Busy

by Cheryl L. Erwin, MA, MFT, Co-author of several Positive Discipline books and

Certified Positive Discipline Associate

         I talk to parents every day of my working life who tell me they are hassled, harried, and completely stressed out. They spend all day in the car. They are rarely at home. They scrape for money. And they have little or no time to do the things that might make their families joyful, comfortable places to live. The reason? They're too busy being ideal parents. That is, they're busy giving their children everything those children could want. And it's making everyone crazy.
       
Parents these days seem to believe that if their children don't get every desire met and every whim satisfied, they will somehow be emotionally crippled and will suffer from low self-esteem for the rest of their lives. I know parents with two or three children who have them all enrolled in dance lessons, swim lessons, gymnastics, soccer, Scouts, horseback riding, and piano lessons. The hours of the day are scheduled right down to the last minute.
       
When they are at home, there is homework to be done, and chores. And these are inevitably the same parents who tell me there is no time for reading, for conversation, for listening, for family meetings, or family meals. I'm guessing that there is also little time for the kids to just "hang out" in the neighborhood, to make and enjoy friends, to exercise their bodies and their imaginations, and to have quiet time to explore the back yard, to learn about bugs, or to lie on their backs daydreaming under a tree.
      
I can remember rolling my eyes when my parents would begin a sentence, "When I was your age. . ." But I'm old now myself, so I think I'm entitled. When I was a kid, I belonged to Camp Fire Girls and I took piano lessons. That was it. No gymnastics or dance; I was invited to an archaic ritual known as "cotillion" but my mother declined on my behalf, bless her. (And if you know what "cotillion" is, then you're as old as I am!)
      
The amazing thing is, I didn't feel deprived. Not in the least. I do remember digging deep canals in a neighbor's yard, filling them with water, and spending hours in the mud enjoying the island world we had created. I remember building forts out behind the back fence and using acorns for tea cups and saucers. I remember endless games of Barbie, and organizing neighborhood carnivals and parades with decorated bicycles.
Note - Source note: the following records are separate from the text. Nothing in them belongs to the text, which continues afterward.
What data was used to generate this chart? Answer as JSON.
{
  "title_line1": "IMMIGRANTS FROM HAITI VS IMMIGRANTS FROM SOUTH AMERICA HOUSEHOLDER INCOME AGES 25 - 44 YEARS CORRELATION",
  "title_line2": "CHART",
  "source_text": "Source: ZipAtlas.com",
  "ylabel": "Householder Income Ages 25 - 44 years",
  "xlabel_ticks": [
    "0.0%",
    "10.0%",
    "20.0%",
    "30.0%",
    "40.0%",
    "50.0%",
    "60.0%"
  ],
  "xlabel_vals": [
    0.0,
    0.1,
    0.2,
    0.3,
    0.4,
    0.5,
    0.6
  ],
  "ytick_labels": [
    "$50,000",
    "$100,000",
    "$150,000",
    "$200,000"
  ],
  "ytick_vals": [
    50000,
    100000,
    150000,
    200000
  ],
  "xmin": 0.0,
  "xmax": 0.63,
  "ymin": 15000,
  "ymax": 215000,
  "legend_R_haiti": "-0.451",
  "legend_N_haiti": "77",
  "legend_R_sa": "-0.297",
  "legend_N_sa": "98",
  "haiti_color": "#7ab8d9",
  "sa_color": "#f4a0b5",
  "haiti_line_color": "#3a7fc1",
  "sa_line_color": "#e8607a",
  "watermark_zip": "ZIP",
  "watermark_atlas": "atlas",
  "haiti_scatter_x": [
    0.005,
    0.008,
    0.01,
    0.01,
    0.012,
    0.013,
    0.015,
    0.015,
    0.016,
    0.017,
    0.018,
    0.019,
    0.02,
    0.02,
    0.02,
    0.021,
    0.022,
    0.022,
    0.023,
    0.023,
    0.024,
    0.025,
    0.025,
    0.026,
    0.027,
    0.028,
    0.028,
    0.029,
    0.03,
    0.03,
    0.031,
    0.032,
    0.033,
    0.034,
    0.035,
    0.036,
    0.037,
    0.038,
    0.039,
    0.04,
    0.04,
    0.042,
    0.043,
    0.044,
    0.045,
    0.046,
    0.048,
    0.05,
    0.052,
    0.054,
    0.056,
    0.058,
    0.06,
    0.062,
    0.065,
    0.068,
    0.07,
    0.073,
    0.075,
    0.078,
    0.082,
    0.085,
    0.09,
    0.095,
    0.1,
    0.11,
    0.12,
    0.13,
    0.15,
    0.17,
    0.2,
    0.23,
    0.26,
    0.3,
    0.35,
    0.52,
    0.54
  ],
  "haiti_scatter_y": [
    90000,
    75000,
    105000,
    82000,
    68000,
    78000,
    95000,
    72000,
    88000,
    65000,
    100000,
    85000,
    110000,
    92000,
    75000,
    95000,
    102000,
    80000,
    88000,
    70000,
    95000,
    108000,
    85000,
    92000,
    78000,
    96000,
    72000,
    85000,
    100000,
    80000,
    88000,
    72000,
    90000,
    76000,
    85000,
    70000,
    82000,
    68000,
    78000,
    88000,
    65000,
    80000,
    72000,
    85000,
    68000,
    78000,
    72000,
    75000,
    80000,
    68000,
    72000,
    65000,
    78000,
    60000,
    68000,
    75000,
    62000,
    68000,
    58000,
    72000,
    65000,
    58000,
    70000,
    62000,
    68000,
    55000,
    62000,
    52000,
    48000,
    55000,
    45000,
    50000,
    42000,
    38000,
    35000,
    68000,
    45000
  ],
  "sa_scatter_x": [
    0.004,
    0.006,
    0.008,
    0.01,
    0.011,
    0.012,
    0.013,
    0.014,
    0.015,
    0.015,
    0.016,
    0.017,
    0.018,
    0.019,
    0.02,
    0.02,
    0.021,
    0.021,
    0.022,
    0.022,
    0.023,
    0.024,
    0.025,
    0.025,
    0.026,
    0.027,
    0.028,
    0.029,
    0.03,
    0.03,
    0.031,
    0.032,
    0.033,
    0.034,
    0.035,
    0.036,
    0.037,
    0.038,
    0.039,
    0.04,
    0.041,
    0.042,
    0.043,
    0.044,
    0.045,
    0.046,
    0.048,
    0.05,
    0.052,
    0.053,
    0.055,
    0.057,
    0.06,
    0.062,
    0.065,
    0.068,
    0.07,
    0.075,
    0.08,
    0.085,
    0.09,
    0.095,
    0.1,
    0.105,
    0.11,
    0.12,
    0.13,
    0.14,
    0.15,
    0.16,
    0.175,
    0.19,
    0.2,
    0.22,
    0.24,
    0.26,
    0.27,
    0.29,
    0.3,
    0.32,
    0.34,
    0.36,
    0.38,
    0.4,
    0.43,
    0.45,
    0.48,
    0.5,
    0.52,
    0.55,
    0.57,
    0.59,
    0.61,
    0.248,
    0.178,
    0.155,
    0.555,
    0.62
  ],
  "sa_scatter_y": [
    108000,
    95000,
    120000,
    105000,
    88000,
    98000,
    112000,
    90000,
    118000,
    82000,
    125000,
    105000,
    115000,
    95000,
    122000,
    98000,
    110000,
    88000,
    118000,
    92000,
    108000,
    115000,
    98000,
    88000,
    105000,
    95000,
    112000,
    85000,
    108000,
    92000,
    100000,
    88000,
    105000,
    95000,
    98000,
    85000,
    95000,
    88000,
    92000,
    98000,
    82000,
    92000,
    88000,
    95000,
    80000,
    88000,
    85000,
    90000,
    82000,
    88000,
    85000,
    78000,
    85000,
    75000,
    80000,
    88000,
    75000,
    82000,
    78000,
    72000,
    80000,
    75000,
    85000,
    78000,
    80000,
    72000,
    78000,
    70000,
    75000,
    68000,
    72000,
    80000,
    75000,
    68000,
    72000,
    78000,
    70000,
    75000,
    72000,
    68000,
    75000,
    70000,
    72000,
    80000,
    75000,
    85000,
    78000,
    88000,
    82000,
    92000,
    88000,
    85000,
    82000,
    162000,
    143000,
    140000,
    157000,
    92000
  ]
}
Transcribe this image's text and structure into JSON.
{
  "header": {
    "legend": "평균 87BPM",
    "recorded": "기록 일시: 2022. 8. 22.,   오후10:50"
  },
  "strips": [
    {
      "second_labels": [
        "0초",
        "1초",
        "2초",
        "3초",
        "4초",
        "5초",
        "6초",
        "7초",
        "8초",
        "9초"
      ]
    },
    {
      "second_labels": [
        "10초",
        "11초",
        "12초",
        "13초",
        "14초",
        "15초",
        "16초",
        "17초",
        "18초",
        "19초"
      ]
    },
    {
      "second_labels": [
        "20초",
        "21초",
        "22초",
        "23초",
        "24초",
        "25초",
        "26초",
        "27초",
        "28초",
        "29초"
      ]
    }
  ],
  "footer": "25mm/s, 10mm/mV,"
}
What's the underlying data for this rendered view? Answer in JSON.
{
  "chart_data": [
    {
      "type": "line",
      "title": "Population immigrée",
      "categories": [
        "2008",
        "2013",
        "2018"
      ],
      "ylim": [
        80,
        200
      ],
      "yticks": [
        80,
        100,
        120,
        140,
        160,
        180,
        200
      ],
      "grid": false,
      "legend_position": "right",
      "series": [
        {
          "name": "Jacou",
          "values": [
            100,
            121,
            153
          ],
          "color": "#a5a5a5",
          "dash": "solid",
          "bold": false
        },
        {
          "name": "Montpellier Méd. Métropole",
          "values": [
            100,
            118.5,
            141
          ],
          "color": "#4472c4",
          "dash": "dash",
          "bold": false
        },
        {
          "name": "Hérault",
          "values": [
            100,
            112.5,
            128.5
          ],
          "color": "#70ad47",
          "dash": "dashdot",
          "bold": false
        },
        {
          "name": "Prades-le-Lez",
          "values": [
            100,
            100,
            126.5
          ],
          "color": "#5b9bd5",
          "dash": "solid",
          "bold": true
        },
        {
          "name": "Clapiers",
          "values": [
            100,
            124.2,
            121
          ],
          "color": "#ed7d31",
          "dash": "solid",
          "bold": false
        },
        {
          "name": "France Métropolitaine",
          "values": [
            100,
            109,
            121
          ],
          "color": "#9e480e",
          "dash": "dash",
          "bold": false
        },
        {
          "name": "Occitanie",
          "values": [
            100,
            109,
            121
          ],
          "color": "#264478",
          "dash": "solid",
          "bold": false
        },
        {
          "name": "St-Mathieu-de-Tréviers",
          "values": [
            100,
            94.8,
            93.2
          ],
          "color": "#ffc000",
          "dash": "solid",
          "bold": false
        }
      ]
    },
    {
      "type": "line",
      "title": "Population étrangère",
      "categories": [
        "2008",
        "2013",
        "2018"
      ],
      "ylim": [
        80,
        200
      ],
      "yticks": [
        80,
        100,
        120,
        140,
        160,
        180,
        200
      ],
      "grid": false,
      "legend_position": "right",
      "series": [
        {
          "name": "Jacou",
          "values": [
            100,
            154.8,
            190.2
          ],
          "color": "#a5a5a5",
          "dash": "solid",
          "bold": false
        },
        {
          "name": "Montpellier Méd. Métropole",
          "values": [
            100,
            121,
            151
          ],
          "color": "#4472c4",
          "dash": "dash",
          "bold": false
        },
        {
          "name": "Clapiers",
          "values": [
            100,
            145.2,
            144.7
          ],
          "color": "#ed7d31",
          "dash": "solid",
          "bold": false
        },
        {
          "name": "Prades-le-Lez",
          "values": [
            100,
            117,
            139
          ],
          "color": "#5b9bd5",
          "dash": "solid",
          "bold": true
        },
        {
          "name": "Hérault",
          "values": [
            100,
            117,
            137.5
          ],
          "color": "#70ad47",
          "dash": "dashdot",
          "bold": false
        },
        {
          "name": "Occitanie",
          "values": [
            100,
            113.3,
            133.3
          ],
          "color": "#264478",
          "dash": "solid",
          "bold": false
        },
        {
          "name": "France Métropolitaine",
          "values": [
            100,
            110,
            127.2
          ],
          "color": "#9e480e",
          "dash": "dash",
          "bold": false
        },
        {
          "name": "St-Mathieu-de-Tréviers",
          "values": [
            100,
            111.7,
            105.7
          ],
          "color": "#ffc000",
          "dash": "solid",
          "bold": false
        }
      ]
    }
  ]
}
And every single summer evening the entire neighborhood's worth of children turned out to play baseball in the street; we had spray-painted bases, the game came to a halt when a car went by, and girls got four strikes. We all could hardly wait for dinner to be over.
      
Those are my very best childhood memories. And most of the kids I know these days don't have anything like them. Their loving parents are too busy bussing them to play group and other organized sports and activities. Don't get me wrong: those do have their place. But I believe that our homes would be happier, more peaceful places if we just slowed down a bit, and spent some of the time we now waste wading through traffic on the way to the gymnastics studio listening to our kids, or turning them loose to explore the neighborhood. And yes, it's safe if you do some teaching and supervising.
      
I was a working single mom for many years, so I know that organized activities often seem easier. But kids need unscheduled time; they need open, inviting hours just to be children, to invent and explore their own world. Too many kids don't even know how. Maybe being a good parent means stopping occasionally, slowing down, and allowing everyone time to just be.